What are the diagnostic methods for high duodenal dilatation

Highly dilated duodenum is one of the clinical symptoms of acute jejunal input collaterals obstruction in gastrojejunal input collaterals syndrome, and is also one of the causes of acute gastric dilatation. The duodenum is the shortest, largest, deepest and most fixed segment of the small intestine, with a length of 20-25 cm and a diameter of 4-5 cm. The pancreatic duct and the common bile duct both open in the duodenum. Therefore, it receives both gastric juice and pancreatic juice and bile injection, so the digestive function of the duodenum is very important. The shape of duodenum is “C” shaped, including the head of pancreas, and it can be divided into four parts: upper part, lower part, horizontal part and ascending part. So what are the diagnosis methods of high duodenal dilatation? Here is a brief introduction.

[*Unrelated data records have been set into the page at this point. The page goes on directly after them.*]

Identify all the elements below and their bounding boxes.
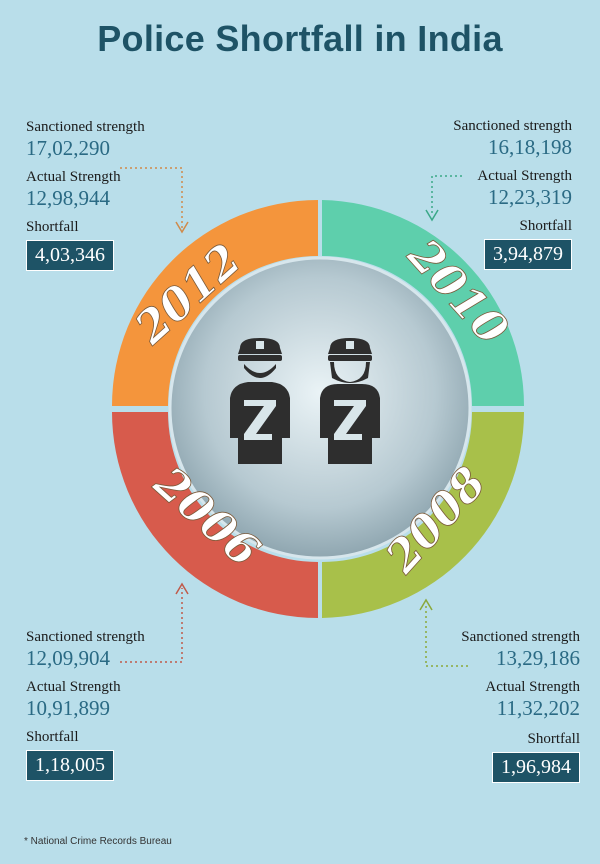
segment-2012 — [112, 200, 318, 406]
police-officer-male-icon — [230, 338, 290, 464]
segment-2006 — [112, 412, 318, 618]
police-officer-female-icon — [320, 338, 380, 464]
shortfall-value: 1,18,005 — [26, 750, 114, 781]
sanctioned-value: 16,18,198 — [488, 135, 572, 159]
actual-label: Actual Strength — [26, 679, 121, 695]
actual-label: Actual Strength — [485, 679, 580, 695]
sanctioned-label: Sanctioned strength — [453, 118, 572, 134]
shortfall-value: 1,96,984 — [492, 752, 580, 783]
connector-arrow-2012 — [120, 167, 189, 234]
actual-label: Actual Strength — [26, 169, 121, 185]
stats-block-2012: Sanctioned strength 17,02,290 Actual Str… — [26, 118, 206, 271]
footnote: * National Crime Records Bureau — [24, 836, 172, 847]
connector-arrow-2008 — [419, 598, 468, 667]
shortfall-label: Shortfall — [519, 218, 573, 234]
shortfall-label: Shortfall — [26, 219, 79, 235]
segment-2008 — [322, 412, 524, 618]
stats-block-2006: Sanctioned strength 12,09,904 Actual Str… — [26, 628, 206, 781]
sanctioned-label: Sanctioned strength — [461, 629, 580, 645]
sanctioned-value: 13,29,186 — [496, 646, 580, 670]
sanctioned-label: Sanctioned strength — [26, 119, 145, 135]
shortfall-label: Shortfall — [527, 731, 581, 747]
sanctioned-value: 12,09,904 — [26, 646, 110, 670]
actual-value: 11,32,202 — [496, 696, 580, 720]
connector-arrow-2006 — [120, 582, 189, 663]
shortfall-value: 3,94,879 — [484, 239, 572, 270]
actual-value: 12,23,319 — [488, 185, 572, 209]
page-title: Police Shortfall in India — [97, 18, 503, 59]
actual-value: 10,91,899 — [26, 696, 110, 720]
shortfall-value: 4,03,346 — [26, 240, 114, 271]
actual-value: 12,98,944 — [26, 186, 110, 210]
stats-block-2008: Sanctioned strength 13,29,186 Actual Str… — [400, 628, 580, 783]
segment-2010 — [322, 200, 524, 406]
sanctioned-value: 17,02,290 — [26, 136, 110, 160]
stats-block-2010: Sanctioned strength 16,18,198 Actual Str… — [392, 117, 572, 270]
connector-arrow-2010 — [425, 175, 462, 222]
shortfall-label: Shortfall — [26, 729, 79, 745]
actual-label: Actual Strength — [477, 168, 572, 184]
sanctioned-label: Sanctioned strength — [26, 629, 145, 645]
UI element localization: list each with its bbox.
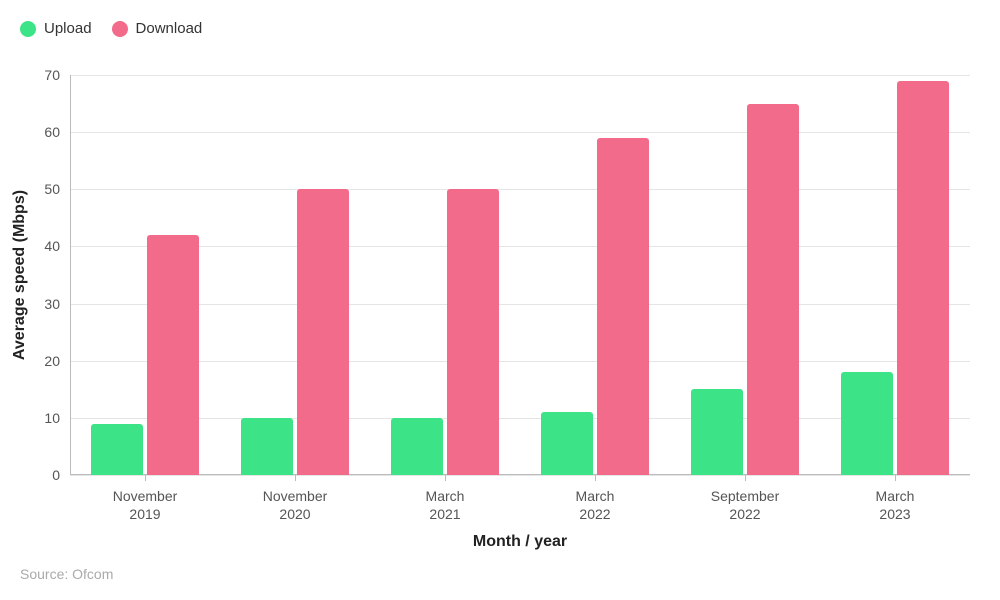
x-tick-mark <box>295 475 296 481</box>
bar-group: March 2023 <box>841 75 949 475</box>
legend-swatch <box>112 21 128 37</box>
plot-area: 010203040506070November 2019November 202… <box>70 75 970 475</box>
bar-group: March 2022 <box>541 75 649 475</box>
legend-item: Download <box>112 20 203 37</box>
bar-upload <box>391 418 443 475</box>
x-axis-label: Month / year <box>473 533 567 551</box>
bar-group: November 2020 <box>241 75 349 475</box>
y-axis-label: Average speed (Mbps) <box>11 190 29 360</box>
bar-download <box>747 104 799 475</box>
x-tick-label: March 2021 <box>426 487 465 523</box>
x-tick-label: November 2020 <box>263 487 328 523</box>
y-tick-label: 40 <box>44 238 60 254</box>
y-tick-label: 10 <box>44 410 60 426</box>
x-tick-label: March 2023 <box>876 487 915 523</box>
x-tick-label: March 2022 <box>576 487 615 523</box>
source-attribution: Source: Ofcom <box>20 566 113 582</box>
bar-download <box>297 189 349 475</box>
bar-upload <box>91 424 143 475</box>
bar-upload <box>841 372 893 475</box>
bar-upload <box>691 389 743 475</box>
x-tick-mark <box>745 475 746 481</box>
x-tick-label: September 2022 <box>711 487 779 523</box>
chart: 010203040506070November 2019November 202… <box>70 75 970 475</box>
bar-group: September 2022 <box>691 75 799 475</box>
bar-download <box>597 138 649 475</box>
x-tick-label: November 2019 <box>113 487 178 523</box>
y-tick-label: 70 <box>44 67 60 83</box>
gridline <box>70 475 970 476</box>
y-tick-label: 50 <box>44 181 60 197</box>
bar-download <box>447 189 499 475</box>
bar-upload <box>541 412 593 475</box>
legend-label: Download <box>136 20 203 37</box>
x-tick-mark <box>595 475 596 481</box>
legend-swatch <box>20 21 36 37</box>
x-tick-mark <box>895 475 896 481</box>
bar-group: March 2021 <box>391 75 499 475</box>
y-tick-label: 0 <box>52 467 60 483</box>
bar-group: November 2019 <box>91 75 199 475</box>
bar-download <box>897 81 949 475</box>
x-tick-mark <box>145 475 146 481</box>
bar-download <box>147 235 199 475</box>
legend-label: Upload <box>44 20 92 37</box>
bars-container: November 2019 November 2020 March 2021 Marc… <box>70 75 970 475</box>
x-tick-mark <box>445 475 446 481</box>
y-tick-label: 30 <box>44 296 60 312</box>
legend: Upload Download <box>20 20 202 37</box>
bar-upload <box>241 418 293 475</box>
legend-item: Upload <box>20 20 92 37</box>
y-tick-label: 20 <box>44 353 60 369</box>
y-tick-label: 60 <box>44 124 60 140</box>
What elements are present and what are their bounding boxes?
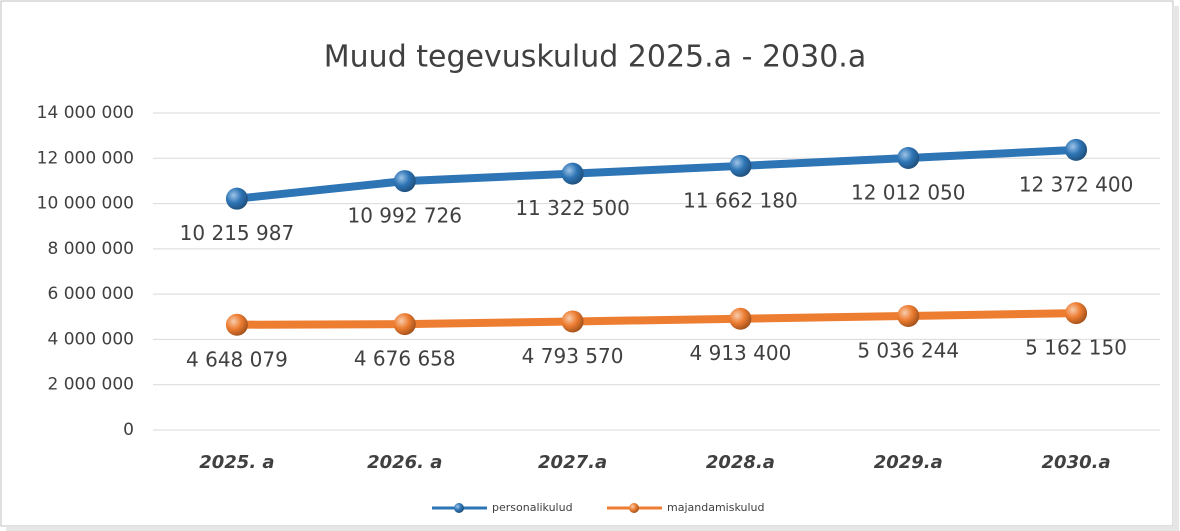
- data-label: 4 913 400: [690, 341, 792, 365]
- marker: [393, 313, 416, 336]
- data-label: 4 676 658: [354, 347, 456, 371]
- chart-title: Muud tegevuskulud 2025.a - 2030.a: [324, 40, 866, 75]
- y-tick-label: 12 000 000: [37, 148, 134, 168]
- frame-shadow: [6, 526, 1179, 531]
- data-label: 12 372 400: [1019, 172, 1134, 196]
- marker: [729, 154, 752, 177]
- x-tick-label: 2030.a: [1042, 452, 1111, 473]
- legend-label: majandamiskulud: [667, 501, 764, 514]
- y-tick-label: 14 000 000: [37, 103, 134, 123]
- data-label: 10 215 987: [180, 221, 295, 245]
- y-tick-label: 0: [123, 420, 134, 440]
- y-tick-label: 2 000 000: [47, 375, 134, 395]
- y-tick-label: 4 000 000: [47, 329, 134, 349]
- marker: [897, 304, 920, 327]
- data-label: 11 662 180: [683, 188, 798, 212]
- legend-label: personalikulud: [492, 501, 573, 514]
- marker: [561, 162, 584, 185]
- x-tick-label: 2029.a: [874, 452, 943, 473]
- x-tick-label: 2027.a: [538, 452, 607, 473]
- marker: [393, 170, 416, 193]
- marker: [1065, 302, 1088, 325]
- marker: [897, 147, 920, 170]
- data-label: 5 036 244: [857, 338, 959, 362]
- marker: [1065, 138, 1088, 161]
- marker: [561, 310, 584, 333]
- series-line: [236, 309, 1077, 329]
- data-label: 11 322 500: [515, 196, 630, 220]
- data-label: 12 012 050: [851, 181, 966, 205]
- legend-marker: [629, 503, 639, 513]
- series-line: [236, 145, 1077, 203]
- marker: [225, 313, 248, 336]
- data-label: 5 162 150: [1025, 336, 1127, 360]
- y-tick-label: 6 000 000: [47, 284, 134, 304]
- y-tick-label: 8 000 000: [47, 239, 134, 259]
- data-label: 10 992 726: [347, 204, 462, 228]
- data-label: 4 793 570: [522, 344, 624, 368]
- x-tick-label: 2025. a: [199, 452, 274, 473]
- y-tick-label: 10 000 000: [37, 194, 134, 214]
- x-tick-label: 2028.a: [706, 452, 775, 473]
- frame-shadow: [1173, 6, 1179, 530]
- data-label: 4 648 079: [186, 347, 288, 371]
- marker: [225, 187, 248, 210]
- marker: [729, 307, 752, 330]
- legend-marker: [454, 503, 464, 513]
- x-tick-label: 2026. a: [367, 452, 442, 473]
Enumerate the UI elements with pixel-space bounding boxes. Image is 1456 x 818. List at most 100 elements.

Highly dilated duodenum diagnostic method 1, manifested as fullness in the upper middle abdomen after a full meal or postprandial jet vomiting, as well as erratic, nausea and other indigestion symptoms. 2, the diagnosis of this disease requires a barium meal examination of the stomach and intestines, which shows that the first and second part of the duodenum is dilated and has repeated strong retrograde peristalsis, and the barium can flow back into the stomach. If the swallowed barium cannot be emptied from the duodenum after 2-46, it indicates the presence of obstruction. If there is a neatly shaped oblique pressure mark and barium passage obstruction in the transverse or ascending part of duodenum, it indicates the possibility of superior mesenteric artery compression syndrome; if the patient takes prone or left side lying position, duodenal retention disappears, and the diagnosis of this syndrome can be more confirmed. 3.If necessary, aortography and barium meal can be performed at the same time, which can show the relationship between duodenal compression and superior mesenteric artery.